Petit parti mais grandes ambitions, ainsi peut-on résumer Place publique. A Rennes, ses “référents“ Marie-Caroline Nivaigne et Raymond Paulet jouent les divas : « Nous avons envie de participer à un projet municipal. Cela peut aller du soutien à une présence sur la liste. Rien n’a été décidé pour l’instant, on le saura assez rapidement .Dans les semaines qui viennent, probablement avant la fin de l’année. » (Ouest-France, Rennes, lundi 3 novembre 2025) En vérité, tout se jouera en janvier lorsque la patronne Nathalie Appéré (PS) abattra ses cartes, c’est-à-dire lorsqu’elle indiquera la composition de sa liste. Les gros morceaux pour le PS et Les Ecologistes, les miettes pour les autres (Place publique, UDB, Génération.s…)
Raphaël Glucksmann expose volontiers les ambitions de son parti pour les municipales : « Continuer à faire grandir Place publique, en ayant de plus en plus de d’élus partout en France, et aider la gauche démocratique à conserver et à gagner des villes. Et quand je dis “gauche démocratique“, j’insiste, ce sera avec nos partenaires socialistes, avec les Ecologistes dans certaines villes, mais sans aucune alliance avec La France insoumise. Sans accord, ni de près, ni de loin, ni direct, ni indirect, avec LFI. » (Dimanche Ouest-France, 14 décembre 2025)
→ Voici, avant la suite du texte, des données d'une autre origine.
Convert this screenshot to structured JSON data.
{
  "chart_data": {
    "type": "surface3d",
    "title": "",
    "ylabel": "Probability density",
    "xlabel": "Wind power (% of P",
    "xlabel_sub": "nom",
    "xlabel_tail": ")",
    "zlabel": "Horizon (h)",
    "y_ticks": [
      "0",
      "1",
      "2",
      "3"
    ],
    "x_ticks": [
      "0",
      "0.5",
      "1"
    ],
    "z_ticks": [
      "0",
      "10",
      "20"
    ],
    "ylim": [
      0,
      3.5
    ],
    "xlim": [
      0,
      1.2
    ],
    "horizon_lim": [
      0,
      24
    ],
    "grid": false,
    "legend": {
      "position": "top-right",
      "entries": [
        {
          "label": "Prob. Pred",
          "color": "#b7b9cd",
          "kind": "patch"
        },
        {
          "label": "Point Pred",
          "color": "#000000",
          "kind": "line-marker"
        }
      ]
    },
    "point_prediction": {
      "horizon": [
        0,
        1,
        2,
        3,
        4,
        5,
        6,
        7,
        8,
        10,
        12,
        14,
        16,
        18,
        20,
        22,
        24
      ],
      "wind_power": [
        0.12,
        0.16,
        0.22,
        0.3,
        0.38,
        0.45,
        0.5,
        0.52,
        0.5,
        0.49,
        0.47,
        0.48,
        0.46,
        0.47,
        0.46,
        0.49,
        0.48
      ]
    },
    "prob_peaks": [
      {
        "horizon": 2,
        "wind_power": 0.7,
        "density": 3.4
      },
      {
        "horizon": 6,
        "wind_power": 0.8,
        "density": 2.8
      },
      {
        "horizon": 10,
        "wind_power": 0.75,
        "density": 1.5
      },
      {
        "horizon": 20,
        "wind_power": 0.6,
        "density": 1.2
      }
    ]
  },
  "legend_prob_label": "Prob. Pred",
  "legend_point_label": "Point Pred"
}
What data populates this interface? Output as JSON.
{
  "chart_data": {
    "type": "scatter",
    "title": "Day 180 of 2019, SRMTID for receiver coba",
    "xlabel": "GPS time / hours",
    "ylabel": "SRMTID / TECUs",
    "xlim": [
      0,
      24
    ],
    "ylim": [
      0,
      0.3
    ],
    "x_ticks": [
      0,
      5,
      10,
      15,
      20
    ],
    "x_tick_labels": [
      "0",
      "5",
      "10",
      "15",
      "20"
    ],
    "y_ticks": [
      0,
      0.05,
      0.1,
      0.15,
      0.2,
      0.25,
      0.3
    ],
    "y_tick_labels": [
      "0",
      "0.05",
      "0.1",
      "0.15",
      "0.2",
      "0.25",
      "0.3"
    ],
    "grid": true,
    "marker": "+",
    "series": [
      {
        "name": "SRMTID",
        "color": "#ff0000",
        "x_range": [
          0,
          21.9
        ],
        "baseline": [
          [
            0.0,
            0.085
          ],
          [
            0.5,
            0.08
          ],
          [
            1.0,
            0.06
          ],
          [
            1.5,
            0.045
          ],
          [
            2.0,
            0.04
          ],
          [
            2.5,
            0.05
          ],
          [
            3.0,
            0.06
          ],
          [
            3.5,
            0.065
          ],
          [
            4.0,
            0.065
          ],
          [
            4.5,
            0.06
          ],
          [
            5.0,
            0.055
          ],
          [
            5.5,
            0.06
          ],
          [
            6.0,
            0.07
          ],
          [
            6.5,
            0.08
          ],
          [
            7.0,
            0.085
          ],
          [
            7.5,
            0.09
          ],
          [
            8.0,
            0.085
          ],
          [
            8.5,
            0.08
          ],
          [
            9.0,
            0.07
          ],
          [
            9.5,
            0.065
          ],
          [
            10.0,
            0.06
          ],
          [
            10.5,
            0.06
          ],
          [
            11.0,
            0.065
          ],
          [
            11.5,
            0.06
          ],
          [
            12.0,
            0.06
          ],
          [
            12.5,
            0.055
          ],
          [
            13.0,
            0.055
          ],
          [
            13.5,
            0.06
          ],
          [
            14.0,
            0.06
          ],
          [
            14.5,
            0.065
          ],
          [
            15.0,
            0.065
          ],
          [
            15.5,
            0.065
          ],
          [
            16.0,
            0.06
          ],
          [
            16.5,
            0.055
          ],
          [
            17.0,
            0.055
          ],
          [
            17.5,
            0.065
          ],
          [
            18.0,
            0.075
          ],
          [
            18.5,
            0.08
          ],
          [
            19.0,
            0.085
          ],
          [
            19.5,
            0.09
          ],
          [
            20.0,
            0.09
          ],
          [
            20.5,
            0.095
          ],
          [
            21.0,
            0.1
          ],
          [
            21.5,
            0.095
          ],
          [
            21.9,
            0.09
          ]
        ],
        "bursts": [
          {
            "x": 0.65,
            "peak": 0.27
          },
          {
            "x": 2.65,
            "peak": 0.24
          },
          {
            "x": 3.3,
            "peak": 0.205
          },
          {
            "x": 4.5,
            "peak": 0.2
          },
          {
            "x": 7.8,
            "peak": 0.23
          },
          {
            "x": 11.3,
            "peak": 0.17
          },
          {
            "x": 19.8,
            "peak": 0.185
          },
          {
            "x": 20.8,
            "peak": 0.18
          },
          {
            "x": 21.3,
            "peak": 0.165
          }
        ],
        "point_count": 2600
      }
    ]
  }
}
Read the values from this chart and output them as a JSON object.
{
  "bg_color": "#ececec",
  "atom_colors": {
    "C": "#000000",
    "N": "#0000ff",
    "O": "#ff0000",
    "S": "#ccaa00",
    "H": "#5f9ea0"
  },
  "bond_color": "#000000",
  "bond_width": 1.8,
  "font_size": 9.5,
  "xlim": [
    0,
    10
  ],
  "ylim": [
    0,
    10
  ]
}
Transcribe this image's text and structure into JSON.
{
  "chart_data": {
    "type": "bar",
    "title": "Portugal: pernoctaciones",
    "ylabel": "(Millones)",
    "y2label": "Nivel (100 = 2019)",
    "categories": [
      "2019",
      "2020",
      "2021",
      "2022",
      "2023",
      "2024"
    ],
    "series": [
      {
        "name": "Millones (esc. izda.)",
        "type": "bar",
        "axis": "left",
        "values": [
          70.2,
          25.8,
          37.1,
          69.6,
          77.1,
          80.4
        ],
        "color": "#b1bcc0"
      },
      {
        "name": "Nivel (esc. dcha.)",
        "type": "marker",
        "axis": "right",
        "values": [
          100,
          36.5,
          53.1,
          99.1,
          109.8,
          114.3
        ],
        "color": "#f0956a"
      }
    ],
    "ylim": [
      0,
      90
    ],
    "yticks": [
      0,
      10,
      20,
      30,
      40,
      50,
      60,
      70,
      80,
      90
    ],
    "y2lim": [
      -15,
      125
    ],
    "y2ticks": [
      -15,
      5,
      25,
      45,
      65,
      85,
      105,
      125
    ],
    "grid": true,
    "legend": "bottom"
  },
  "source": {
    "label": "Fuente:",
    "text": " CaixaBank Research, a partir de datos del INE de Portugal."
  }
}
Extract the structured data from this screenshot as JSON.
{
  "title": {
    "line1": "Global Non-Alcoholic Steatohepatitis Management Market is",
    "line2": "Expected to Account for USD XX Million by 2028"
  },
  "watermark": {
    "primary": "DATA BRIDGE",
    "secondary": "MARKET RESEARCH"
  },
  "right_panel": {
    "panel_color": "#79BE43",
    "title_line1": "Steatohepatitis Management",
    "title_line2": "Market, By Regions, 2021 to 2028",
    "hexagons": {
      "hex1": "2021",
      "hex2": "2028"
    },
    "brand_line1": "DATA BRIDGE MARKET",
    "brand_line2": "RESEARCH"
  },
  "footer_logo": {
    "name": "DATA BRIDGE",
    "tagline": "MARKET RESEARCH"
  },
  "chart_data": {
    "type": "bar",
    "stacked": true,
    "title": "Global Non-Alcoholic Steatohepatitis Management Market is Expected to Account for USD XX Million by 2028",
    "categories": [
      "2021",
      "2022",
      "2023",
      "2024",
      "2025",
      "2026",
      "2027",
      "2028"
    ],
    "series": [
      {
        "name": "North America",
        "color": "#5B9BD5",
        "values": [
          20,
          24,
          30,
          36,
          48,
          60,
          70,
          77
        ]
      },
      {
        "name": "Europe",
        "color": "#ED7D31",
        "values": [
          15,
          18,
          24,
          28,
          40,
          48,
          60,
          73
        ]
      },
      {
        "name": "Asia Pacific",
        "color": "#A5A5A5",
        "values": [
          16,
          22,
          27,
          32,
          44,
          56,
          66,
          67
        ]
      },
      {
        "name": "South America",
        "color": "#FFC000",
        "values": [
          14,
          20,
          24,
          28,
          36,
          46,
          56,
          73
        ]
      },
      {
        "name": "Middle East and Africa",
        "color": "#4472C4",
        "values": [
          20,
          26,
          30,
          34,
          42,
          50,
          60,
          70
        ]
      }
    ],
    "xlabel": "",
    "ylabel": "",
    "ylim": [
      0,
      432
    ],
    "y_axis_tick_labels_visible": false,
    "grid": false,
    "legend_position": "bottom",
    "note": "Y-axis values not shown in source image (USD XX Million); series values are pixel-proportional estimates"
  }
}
Pour l’élection présidentielle de 2027, Glucksmann est aussi catégorique : « Moi, je vous le dis : jamais je ne soutiendrai Jean-Luc Mélenchon. » (Dimanche Ouest-France, 14 décembre 2025). Mais il ne faut pas qu’il se fasse des illusions, s’il est candidat, les socialistes le soutiendront comme la corde soutient le pendu. Olivier Faure, le premier sectaire du Parti socialiste, l’a confié à ses proches : « Si Raphaël Glucksmann est le meilleur candidat, à 18 % dans les sondages, je me rangerai derrière lui et je dirai qu’il est le meilleur. Mais il n’a pas de colonne vertébrale. Sur le fond, sur la tactique, sur la stratégie, c’est faible. » (Le Canard enchaîné, mercredi 24 décembre 2025) « C’est quoi la grande gauche de Glucksmann ? On ne l’a pas encore vue. Avec qui il va gouverner ? On ne vend pas des lessives! » Conclusion : « Le chemin est long jusqu’à la présidentielle. La politique, c’est une affaire de timing et de nerfs. » (Le Canard enchaîné, mercredi 245 décembre 2025)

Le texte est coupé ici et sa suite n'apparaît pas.